Dihubunginya Dina, namun Dina pun tak bisa berbuat banyak, karena Dina harus menemani mamanya berbelanja kebutuhan harian mereka.

Rini termenung memandangi dua buah kaus yang kini digenggamnya erat-erat. Kini dia sadar, tak ada sahabat yang benar-benar bisa diandalkan dalam segala suasana.
Tak ada.
Air mata menetes di pipinya yang putih.

Hari terus berganti, tibalah hari Sabtu yang seharusnya menjadi hari penentuan siapakah teman yang bisa membantunya?
Sudah pukul 3 sore, namun tanda-tanda kehadiran teman-temannya tak juga ada.
Ya, dia tau, tak seharusnya dia menunggu karena teman-temannya sudah punya acara masing-masing. Tapi entah kenapa, dia masih juga berharap.

‘tok..tok..tok..’, terdengar suara pintu diketuk dari luar.
‘tunggu sebentar’, sahut Rini.
‘Dina??’, Rini kaget melihat Dina ada di depan pintunya.
‘Iya, maaf yah Rin aku datangnya telat, tadi mama tidak bisa mengantarkanku,jadi aku harus naik sepeda sendiri’,jawab Dina.

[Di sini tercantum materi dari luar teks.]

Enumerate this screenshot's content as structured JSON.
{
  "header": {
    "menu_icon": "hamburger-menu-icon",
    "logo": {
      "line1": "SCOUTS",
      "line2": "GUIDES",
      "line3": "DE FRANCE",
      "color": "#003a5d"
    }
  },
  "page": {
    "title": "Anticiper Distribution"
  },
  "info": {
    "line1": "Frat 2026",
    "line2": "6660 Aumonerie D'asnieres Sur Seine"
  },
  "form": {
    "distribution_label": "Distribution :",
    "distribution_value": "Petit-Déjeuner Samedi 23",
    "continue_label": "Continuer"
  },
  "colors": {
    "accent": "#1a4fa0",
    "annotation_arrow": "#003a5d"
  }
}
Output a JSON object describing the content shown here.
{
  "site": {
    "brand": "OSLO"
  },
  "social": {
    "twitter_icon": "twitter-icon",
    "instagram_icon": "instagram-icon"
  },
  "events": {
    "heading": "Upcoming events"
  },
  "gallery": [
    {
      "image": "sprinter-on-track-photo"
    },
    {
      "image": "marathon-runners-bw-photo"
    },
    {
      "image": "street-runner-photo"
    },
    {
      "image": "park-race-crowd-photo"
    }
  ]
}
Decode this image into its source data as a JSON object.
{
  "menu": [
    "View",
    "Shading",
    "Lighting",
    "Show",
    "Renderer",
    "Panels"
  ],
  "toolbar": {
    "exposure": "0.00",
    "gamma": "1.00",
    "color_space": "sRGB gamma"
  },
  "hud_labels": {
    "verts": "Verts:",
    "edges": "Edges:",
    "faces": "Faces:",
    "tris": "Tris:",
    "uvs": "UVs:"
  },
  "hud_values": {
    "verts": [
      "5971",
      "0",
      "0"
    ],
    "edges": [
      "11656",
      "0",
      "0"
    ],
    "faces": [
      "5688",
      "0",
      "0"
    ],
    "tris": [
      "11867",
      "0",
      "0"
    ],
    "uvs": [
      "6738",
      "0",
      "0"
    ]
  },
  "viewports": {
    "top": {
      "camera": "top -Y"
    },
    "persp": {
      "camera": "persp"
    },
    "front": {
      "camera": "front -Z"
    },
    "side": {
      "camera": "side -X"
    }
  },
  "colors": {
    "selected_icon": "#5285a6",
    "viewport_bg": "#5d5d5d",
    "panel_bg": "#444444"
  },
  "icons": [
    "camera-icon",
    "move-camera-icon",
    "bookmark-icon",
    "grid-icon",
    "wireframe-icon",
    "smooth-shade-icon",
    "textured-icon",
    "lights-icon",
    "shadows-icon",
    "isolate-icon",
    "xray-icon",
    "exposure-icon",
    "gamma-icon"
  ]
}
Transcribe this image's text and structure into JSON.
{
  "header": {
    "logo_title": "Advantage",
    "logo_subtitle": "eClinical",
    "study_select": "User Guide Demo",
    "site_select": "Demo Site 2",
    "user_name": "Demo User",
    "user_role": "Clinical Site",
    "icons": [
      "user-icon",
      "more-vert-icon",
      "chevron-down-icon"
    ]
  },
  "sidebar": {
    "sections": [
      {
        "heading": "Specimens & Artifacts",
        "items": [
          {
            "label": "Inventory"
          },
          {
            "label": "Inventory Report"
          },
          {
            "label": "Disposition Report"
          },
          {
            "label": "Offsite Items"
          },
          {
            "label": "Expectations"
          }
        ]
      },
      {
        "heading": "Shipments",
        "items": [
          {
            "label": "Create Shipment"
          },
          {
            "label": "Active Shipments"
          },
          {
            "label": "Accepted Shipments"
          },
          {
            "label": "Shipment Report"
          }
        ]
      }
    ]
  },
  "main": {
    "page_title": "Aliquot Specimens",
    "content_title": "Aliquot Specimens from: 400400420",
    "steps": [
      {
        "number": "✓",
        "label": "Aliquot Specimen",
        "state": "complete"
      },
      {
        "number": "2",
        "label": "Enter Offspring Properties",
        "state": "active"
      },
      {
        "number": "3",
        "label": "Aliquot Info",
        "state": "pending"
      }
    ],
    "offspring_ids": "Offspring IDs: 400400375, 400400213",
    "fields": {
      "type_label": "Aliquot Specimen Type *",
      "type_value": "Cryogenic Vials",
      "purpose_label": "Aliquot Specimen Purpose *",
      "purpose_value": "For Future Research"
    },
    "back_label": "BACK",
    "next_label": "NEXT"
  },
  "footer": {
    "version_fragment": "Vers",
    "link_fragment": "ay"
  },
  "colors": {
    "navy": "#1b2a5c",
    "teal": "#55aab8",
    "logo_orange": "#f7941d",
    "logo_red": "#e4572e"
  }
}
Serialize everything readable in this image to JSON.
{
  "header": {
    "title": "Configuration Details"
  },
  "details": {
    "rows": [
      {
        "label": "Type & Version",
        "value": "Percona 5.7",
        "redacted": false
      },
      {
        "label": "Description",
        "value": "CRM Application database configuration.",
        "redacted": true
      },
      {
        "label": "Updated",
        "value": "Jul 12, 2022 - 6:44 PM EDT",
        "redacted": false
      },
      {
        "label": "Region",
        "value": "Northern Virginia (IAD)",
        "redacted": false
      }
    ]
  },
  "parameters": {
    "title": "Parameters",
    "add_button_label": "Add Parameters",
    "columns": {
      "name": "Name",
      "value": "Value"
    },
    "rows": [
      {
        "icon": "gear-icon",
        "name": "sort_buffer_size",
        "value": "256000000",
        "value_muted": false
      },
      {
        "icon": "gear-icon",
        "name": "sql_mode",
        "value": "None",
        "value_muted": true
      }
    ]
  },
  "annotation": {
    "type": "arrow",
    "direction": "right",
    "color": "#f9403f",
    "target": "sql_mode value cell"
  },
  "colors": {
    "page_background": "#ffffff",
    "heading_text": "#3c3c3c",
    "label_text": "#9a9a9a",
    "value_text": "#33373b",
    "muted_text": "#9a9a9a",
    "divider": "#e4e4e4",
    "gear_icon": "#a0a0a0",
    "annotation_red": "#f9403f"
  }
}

Mereka berdua melangkah ke ruang tamu. Dina membuka tasnya, mengeluarkan sapu tangan, melilitkannya di wajahnya, dan kemudian memasang sarung tangan di kedua tangannya yang mungil.

‘Ayo kita bersihkan gudangnya.’, kata Dina dengan semangat
‘Bukankah kau harus menemani ibumu berbelanja?’, tanya Rini masih dengan ekspresi bingung.
‘Ah, tak apa. Ibu bisa pergi dengan mbak Tita.’, jawab Dina.

Rini langsung memeluk sahabatnya itu, ternyata Dina adalah sahabat yang bisa diandalkan dalam keadaan susah.

‘Sebenarnya tak ada gudang yang perlu dibersihkan’, kata Rini.
‘Maksudnya?’, tanya Dina.
‘Tanteku memberikanku oleh-oleh dua buah kaus,tapi aku bingung kepada siapa harus ku berikan kaus yang satunya lagi. Karena itulah aku menghubungi kalian bertiga, siapakah sahabat yang mau membantuku, maka dialah yang berhak mendapatkan kaus itu. Dan sekarang, kaus itu akan jadi milikmu.’

Dan keduanya berpelukan, bahagia karena menemukan sahabat yang semoga selalu ada dalam segala suasana, baik suka maupun duka.

*****

Aku tersentuh.
Ide cerita ini sungguh sangat sederhana, namun entah kenapa, sangat mengena dihatiku.
Siapakah sahabat dalam dukaku?
Siapakah sahabat yang ada saat aku dalam kesusahan?
Siapakah sahabat yang akan datang membantuku saat ku butuhkan?

‘Saat kau senang, teman-temanmu mengenalmu. Namun saat kamu susah, kamu yang mengenal teman-temanmu.’